I count myself lucky that there are choices I can make in that direction. It might be the last thing I can do for them... to lead them to see that my going isn't a terrible tragedy, it's the ending of what has been, on the whole, a rather good life story.

Oh, and on the topic of writing my own obituary... to me that would feel as awkward as writing a resume. But that does give me an entertaining idea... I can demand that my family write my obit while I am still here! We can have a party, and lots of laughs.

A couple of years ago, I watched a 'TED Talk' about some of our cities (like NYC) running out of space for graveyards, and got interested in the idea of a "green burial." cremation seems to release a lot of CO2 into the atmosphere and some stuff can contaminate like lead fillings in teeth.

And, since the only places that are offerring green burials are in large metropolitan areas --I'm in outstate Michigan, I've filled out the paperwork to donate my body to a medical school.

While the thought of being a skeleton in a classroom, might not be appealing to some, I rather like the idea.

Thank you, Ronni, for sharing your wonderful journey. (A for a place for others to share, also.

I don't want to be buried. I want to be cremated and my ashes put in the ocean.

But since I won't be buried, I wont have a headstone. If I did, it would simply say:

"One of the many millions who was born, live, and died."

Beautifully said. Profound. I agree with you 100%.

So do I, Joe and Jean!

A couple of these comments have given me food for thought about where I would want to be as I depart this world. I don't want my family to be forced to experience the more unpleasant "physical" aspects of my demise, so maybe I need to think about dying at home vs. in the hospital (NOT the ICU, please!) a hospice or other institution. Thanks for the comments; they are now added to my think-about list.
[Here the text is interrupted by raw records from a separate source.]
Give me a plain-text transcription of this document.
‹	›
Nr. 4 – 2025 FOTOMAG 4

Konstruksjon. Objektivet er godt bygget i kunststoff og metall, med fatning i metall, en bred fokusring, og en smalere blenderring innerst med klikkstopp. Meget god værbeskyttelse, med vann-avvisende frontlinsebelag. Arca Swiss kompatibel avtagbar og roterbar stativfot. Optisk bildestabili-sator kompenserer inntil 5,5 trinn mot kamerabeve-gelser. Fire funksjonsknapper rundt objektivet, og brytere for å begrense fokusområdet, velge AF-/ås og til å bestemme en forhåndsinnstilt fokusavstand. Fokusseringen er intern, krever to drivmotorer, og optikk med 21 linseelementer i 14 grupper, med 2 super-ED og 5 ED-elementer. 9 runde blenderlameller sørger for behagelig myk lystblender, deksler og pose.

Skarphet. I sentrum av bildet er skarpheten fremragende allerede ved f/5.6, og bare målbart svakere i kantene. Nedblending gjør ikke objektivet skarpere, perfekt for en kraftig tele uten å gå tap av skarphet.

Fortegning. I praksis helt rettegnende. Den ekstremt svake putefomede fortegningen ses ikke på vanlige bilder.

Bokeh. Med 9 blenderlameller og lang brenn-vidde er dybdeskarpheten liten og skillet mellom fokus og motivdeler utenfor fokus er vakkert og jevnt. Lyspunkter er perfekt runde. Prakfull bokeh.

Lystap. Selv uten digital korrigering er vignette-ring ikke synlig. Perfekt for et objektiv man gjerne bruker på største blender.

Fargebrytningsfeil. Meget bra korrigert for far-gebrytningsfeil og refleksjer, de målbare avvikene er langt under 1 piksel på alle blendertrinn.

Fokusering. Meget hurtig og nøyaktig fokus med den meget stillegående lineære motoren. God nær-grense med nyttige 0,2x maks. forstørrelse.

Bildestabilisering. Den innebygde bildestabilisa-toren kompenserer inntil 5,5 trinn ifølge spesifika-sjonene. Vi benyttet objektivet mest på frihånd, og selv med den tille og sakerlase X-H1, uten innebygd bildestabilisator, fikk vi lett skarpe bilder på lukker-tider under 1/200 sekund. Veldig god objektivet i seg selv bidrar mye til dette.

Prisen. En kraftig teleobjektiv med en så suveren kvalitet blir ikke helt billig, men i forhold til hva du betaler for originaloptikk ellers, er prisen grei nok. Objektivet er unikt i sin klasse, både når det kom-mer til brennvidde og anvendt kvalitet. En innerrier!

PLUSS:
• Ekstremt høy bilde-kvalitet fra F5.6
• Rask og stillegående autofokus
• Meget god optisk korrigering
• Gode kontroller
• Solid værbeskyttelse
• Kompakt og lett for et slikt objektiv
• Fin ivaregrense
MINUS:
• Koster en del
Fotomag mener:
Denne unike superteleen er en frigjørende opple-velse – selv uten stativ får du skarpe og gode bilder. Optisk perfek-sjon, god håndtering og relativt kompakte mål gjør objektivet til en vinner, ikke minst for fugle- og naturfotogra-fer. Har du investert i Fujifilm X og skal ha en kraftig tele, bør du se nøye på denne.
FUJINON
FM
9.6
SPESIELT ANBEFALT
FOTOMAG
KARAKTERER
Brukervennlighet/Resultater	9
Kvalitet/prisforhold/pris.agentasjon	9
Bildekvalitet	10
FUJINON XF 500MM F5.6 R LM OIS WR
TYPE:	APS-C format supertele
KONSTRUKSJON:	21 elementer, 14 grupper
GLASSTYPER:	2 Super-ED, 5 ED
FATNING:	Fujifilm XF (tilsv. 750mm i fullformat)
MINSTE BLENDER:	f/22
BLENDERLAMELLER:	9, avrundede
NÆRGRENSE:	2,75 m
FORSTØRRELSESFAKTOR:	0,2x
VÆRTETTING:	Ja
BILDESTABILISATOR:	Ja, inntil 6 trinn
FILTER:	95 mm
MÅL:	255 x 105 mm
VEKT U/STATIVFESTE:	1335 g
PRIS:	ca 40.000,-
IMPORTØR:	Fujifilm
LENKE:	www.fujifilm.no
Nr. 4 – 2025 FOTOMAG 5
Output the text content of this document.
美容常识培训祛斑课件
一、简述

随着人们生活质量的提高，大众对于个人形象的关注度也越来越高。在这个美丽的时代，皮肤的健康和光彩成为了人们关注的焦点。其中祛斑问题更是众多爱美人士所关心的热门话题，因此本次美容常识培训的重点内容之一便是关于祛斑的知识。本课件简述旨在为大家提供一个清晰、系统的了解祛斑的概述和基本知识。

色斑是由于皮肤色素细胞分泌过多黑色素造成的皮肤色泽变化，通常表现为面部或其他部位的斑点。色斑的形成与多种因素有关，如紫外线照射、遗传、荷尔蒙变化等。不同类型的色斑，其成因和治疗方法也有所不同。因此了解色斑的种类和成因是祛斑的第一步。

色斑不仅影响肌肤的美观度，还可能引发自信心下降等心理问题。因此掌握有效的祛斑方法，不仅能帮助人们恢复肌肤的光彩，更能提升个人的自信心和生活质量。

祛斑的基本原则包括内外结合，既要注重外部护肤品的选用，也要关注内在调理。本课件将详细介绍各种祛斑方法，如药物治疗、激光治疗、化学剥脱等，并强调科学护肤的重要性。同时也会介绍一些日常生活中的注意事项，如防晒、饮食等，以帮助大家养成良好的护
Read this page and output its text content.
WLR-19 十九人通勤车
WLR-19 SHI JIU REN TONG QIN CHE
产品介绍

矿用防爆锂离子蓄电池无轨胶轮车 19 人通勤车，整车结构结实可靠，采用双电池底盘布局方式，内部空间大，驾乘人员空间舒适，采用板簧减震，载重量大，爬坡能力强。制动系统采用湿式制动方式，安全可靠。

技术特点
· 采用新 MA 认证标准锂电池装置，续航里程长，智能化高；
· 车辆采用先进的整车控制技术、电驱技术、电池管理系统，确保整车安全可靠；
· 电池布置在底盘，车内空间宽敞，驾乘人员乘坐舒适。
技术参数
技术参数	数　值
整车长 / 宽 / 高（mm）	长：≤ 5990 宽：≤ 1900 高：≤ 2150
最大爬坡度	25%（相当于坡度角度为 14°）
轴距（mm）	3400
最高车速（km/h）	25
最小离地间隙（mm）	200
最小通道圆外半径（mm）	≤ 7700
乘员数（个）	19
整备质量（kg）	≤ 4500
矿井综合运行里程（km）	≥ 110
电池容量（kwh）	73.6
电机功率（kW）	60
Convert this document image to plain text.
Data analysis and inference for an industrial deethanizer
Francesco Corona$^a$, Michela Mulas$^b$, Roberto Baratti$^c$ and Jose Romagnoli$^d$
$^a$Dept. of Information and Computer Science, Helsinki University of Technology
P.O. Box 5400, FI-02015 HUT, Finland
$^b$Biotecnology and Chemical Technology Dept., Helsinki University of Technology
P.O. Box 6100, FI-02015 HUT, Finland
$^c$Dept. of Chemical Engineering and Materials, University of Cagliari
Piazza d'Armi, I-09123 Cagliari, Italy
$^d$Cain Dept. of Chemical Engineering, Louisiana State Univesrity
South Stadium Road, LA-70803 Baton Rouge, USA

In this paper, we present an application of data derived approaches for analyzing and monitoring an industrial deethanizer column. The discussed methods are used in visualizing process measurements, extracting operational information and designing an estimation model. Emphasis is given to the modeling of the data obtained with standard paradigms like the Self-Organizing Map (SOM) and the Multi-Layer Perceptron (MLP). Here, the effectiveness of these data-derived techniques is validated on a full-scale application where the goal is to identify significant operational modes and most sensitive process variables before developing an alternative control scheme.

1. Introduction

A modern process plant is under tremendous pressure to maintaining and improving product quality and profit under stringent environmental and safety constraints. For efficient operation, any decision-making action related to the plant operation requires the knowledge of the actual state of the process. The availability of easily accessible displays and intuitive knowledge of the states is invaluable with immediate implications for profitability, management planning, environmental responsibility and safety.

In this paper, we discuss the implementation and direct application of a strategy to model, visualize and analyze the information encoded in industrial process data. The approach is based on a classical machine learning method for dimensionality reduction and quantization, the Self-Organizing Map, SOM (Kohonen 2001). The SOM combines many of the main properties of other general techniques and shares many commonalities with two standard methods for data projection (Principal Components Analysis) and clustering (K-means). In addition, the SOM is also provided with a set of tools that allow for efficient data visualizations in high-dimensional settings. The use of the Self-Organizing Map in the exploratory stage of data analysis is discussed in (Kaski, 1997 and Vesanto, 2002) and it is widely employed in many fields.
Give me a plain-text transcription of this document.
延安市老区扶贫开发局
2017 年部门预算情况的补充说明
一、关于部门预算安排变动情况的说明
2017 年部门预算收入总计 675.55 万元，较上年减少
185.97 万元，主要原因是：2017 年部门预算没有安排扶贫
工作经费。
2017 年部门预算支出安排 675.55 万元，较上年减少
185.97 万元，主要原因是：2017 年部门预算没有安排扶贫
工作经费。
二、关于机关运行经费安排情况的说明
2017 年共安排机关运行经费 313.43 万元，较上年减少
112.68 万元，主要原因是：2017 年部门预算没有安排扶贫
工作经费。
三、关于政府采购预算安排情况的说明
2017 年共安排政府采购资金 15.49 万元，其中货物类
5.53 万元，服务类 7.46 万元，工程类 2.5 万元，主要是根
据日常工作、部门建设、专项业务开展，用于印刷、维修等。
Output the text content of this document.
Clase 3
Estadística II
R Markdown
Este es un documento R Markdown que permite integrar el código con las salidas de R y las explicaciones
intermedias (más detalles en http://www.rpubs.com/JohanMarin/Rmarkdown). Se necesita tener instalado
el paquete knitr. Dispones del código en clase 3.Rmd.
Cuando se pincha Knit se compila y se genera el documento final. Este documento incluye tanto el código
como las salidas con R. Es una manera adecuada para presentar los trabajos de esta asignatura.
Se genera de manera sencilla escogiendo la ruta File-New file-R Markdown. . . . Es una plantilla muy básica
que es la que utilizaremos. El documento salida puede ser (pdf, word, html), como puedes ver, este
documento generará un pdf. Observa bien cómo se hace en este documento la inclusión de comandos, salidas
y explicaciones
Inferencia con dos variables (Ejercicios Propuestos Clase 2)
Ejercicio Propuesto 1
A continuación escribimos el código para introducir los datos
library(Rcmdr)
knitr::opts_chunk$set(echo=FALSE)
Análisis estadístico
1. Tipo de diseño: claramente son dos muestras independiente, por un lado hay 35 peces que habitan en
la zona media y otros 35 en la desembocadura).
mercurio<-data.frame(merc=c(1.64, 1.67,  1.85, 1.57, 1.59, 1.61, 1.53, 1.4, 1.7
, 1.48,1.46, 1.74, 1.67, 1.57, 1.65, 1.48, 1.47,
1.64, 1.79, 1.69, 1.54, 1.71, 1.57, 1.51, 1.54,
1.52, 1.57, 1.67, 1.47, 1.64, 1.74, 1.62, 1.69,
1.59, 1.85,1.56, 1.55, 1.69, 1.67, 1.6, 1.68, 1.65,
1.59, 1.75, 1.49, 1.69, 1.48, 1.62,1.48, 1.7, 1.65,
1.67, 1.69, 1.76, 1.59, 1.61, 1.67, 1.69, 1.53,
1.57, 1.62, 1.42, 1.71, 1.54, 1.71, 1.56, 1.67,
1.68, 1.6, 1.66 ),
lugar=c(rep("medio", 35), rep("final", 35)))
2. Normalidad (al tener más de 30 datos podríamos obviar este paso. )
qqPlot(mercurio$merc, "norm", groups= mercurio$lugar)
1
I so wish I had come across your blog years ago. Just love it: your honesty, humour, excellent writing and thoughtfulness on this overall topic (aging) and esp dying - so rarely discussed. I'm impressed by your wisdom - and not at al surprised that you don't want other people's opinions on what is a good death. It is so very personal. I volunteer at a hospice and think that is where I will want to die. Less noisy/antiseptic/clinical than a hospital, but less burden on family and friends than dying at home.
I have much back-reading to do - and am looking forward to it. Superb Blog! Thank you.

This comment is late—I’ve been thinking about it for days. I agree with Sabrina—“No way am I able to envision what you're going through, though I'm trying. I'm also finding this trip a way to welcome new perspectives, to explore vicariously what you're experiencing and forming a place for myself at the table.”
So the new perspective part—why not read a book written by someone who has observed many deaths? Maybe there will be some wisdom somewhere, if not from the author, then maybe from one of the patients. If you were turned off by the advanced summary of the book, maybe the author was too. You know as well as I do that publishers put their own spin on books to do what they think will entice people to either read or review.
While I was reading your reaction, knowing how intelligent and informed you are, I was relishing the idea that you would review the book, and you would acknowledge the parts that felt true to you and skewer that parts that didn’t. Now we will never know.
I guess I’m the only one that felt disappointed that you refused to review the book. But I do acknowledge you have every right to spend the time you have left doing what you enjoy, and if something made you think you wouldn’t t enjoy it, then it’s your decision. But now I’m curious!

Your diagnosis has caused me to be less in denial about my own death, whenever it comes (I'm 65). This is a good thing. I'm taking every day of life less for granted, no matter what happens in it. I've wondered whether death will come without warning or if I'll have a few weeks or months advance notice. Seeing your process makes me hope that I'll have some time to do what you're doing: reflect, make arrangements, see loved ones. Thank you as always for sharing your actual experience and your wisdom, Ronni.